ARコンタクトレンズ実現に向けての課題
では、ARコンタクトレンズの実用化には、どのような課題があるのでしょうか。実は、Mojo Lensの開発には、日本国内でトップクラスのコンタクトレンズメーカーである「メニコン」が、共同開発パートナーとして加わっています。メディアの取材に対しメニコンの担当者は、現在の最も大きな課題はバッテリーであると話しています。特に給電については一層の技術向上が必要であり、世界的に見ても極小サイズのバッテリーの研究者や大手企業の開発は少ないことから、その解決のためには、独創的な技術の開発を社外も含めて模索する必要があるとしています。
また同社は製品の安全性に関わる重要な役割も期待されています。ARコンタクトレンズでは、いわゆるハードコンタクトレンズの中に複数の極小電子デバイスを正確な場所に埋め込む必要があるほか、レンズを通して多くの酸素を供給しなくてはなりません。特に、ARコンタクトレンズは従来のコンタクトレンズよりもサイズが大きく、覆う目の範囲も広いこともあり、酸素の透過性をより高める必要があります。
さらに、コンタクトレンズはいわゆる医療機器に当たることから、米国では、実際に人間に装着して開発を進めたり、米国FDA(食品医薬品局)の認可を取ったりする重要なステップがあります。また日本においても、コンタクトレンズは高度管理医療機器として医薬品医療機器法の規制対象となっていることから、製造や輸入にあたっては厚生労働大臣の承認が必要になると考えられます。
ARコンタクトレンズで実現する未来とは
ARコンタクトレンズが最初に実用化を想定しているのは、医療分野とされています。Mojo Visionでは、弱視など視覚に障害がある人にMojo Lensを装着してもらうことで、見ている物の輪郭を強調し、視力を補うことを目指しています。

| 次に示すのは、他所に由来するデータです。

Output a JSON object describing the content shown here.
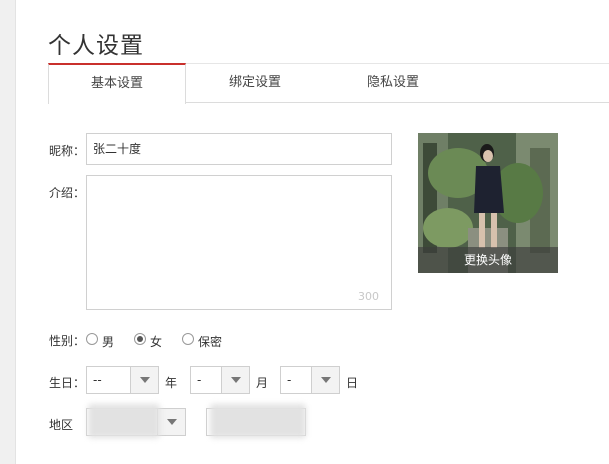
{
  "page": {
    "title": "个人设置"
  },
  "tabs": [
    {
      "label": "基本设置",
      "active": true
    },
    {
      "label": "绑定设置",
      "active": false
    },
    {
      "label": "隐私设置",
      "active": false
    }
  ],
  "form": {
    "nickname_label": "昵称：",
    "nickname_value": "张二十度",
    "intro_label": "介绍：",
    "intro_value": "",
    "intro_max": "300",
    "gender_label": "性别：",
    "gender_options": [
      "男",
      "女",
      "保密"
    ],
    "gender_selected": "女",
    "birthday_label": "生日：",
    "birthday": {
      "year": "--",
      "year_unit": "年",
      "month": "-",
      "month_unit": "月",
      "day": "-",
      "day_unit": "日"
    },
    "region_label": "地区"
  },
  "avatar": {
    "change_label": "更换头像"
  },
  "colors": {
    "accent": "#c9302c",
    "border": "#d0d0d0"
  },
  "icons": [
    "chevron-down-icon",
    "radio-icon"
  ]
}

また、ARコンタクトレンズのメリットの中でもユニークなのは、装着して視線を動かすだけで、画面をクリックしたり、スワイプできるため手での操作が不要になる点です。たとえば、ランニング中のコースや心拍数、ゴルフ中のコース情報やスコア、ドライブ中の地図や渋滞情報、工事現場なら設計図や機器のマニュアル確認などが挙げられるでしょう。火災現場に突入する消防士や救急医療の現場が必要とする情報も、ARでリアルタイムに提供することができると考えられます。

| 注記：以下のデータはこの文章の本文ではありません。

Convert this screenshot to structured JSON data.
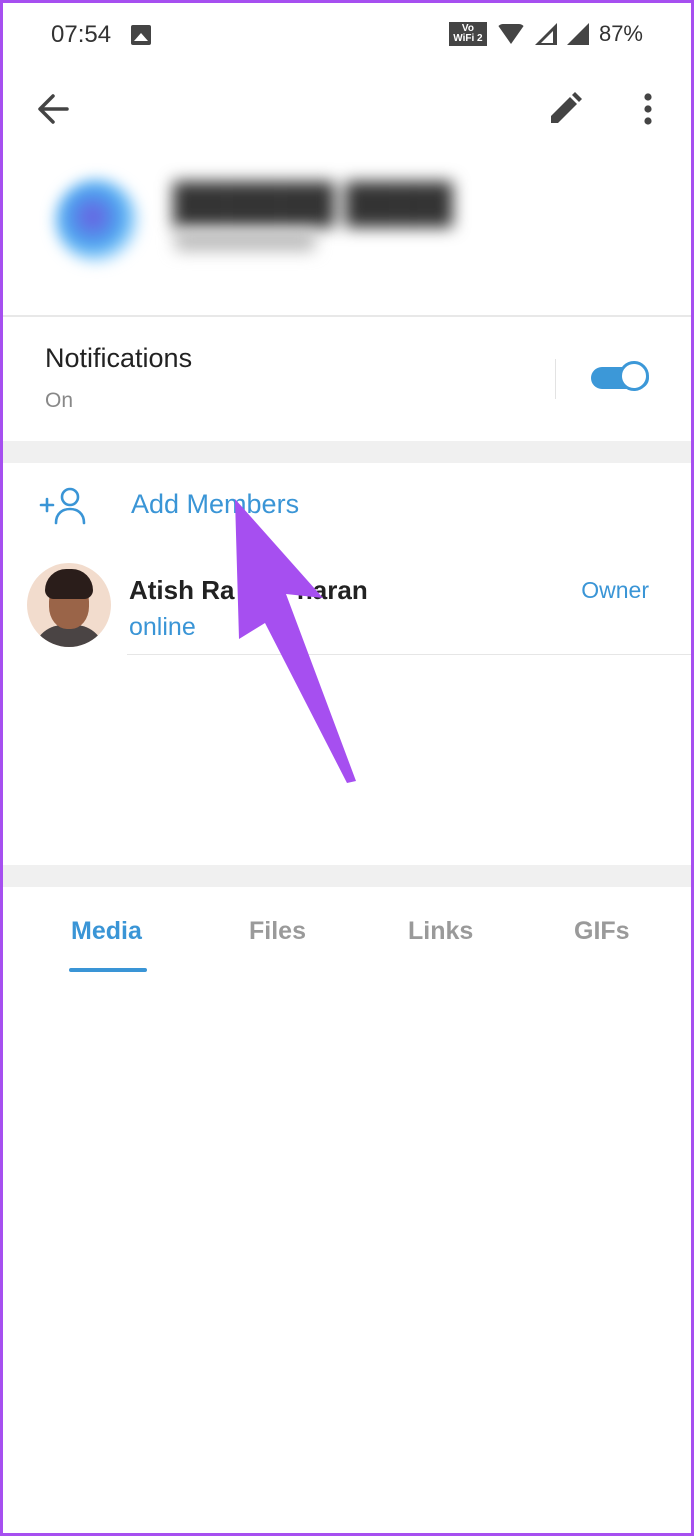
{
  "status_bar": {
    "time": "07:54",
    "network_label": "Vo WiFi 2",
    "battery": "87%"
  },
  "app_bar": {
    "back_icon": "arrow-left-icon",
    "edit_icon": "pencil-icon",
    "more_icon": "more-vertical-icon"
  },
  "notifications": {
    "title": "Notifications",
    "status": "On",
    "toggle_on": true
  },
  "members": {
    "add_label": "Add Members",
    "list": [
      {
        "name": "Atish Ra            haran",
        "status": "online",
        "role": "Owner"
      }
    ]
  },
  "tabs": [
    "Media",
    "Files",
    "Links",
    "GIFs"
  ],
  "colors": {
    "accent": "#3a95d6",
    "annotation": "#a64ff0",
    "divider": "#f0f0f0"
  }
}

具体的な例としてMojo Visionのホームページで紹介されているのが、AmazonのAlexaと連携したショッピングリストの活用です。そこでは、買い物の前に、購入予定の商品を音声でAlexaのショッピングリストに登録し、ショッピングセンターでARコンタクトレンズに投影することで、買い忘れを防ぐ様子が動画で実演されています。
同社のホームページでは、ほかにアスリートとARコンタクトレンズの相性の良さも指摘しています。現在でも多くのアスリートは、スマートウオッチをはじめとするウェアラブルデバイスを活用しています。ですが、トレーニング中にそのデータを確認するには、一旦動作を中断しスマートフォンのディスプレイなどを確認しなくてはなりません。しかし、ARコンタクトレンズを装着していれば、トレーニングやパフォーマンスを中断する必要がなく、常にそのデータにアクセスできるのです。
ほかに、常に装着しているというコンタクトレンズの特性により、体の情報を取得しやすいというメリットもあります。たとえば、眼圧をモニターすることは緑内障による失明のリスクを下げることにつながりますし、糖尿病の患者の血糖値や、心臓疾患のある人の血圧や脈拍などの情報も、モニタリングできるようになるかもしれません。ARコンタクトレンズには、アイデア次第で無限の可能性が広がっているといえるでしょう。
ここまで述べたようにARコンタクトレンズには、さまざまな分野での活用が期待できる一方で、残念なニュースもあります。これまでARコンタクトレンズ開発の先端を走り、当記事でも紹介したMojo Vision社のMojo Lensの開発が、世界経済の低迷による資金難などを理由に、一時中断することが発表されました。今後は、Mojo Lensのために開発してきたマイクロLED技術にリソースを集中するものの完全に開発を中止するのではないようではあります。早期の再開に期待したいところです。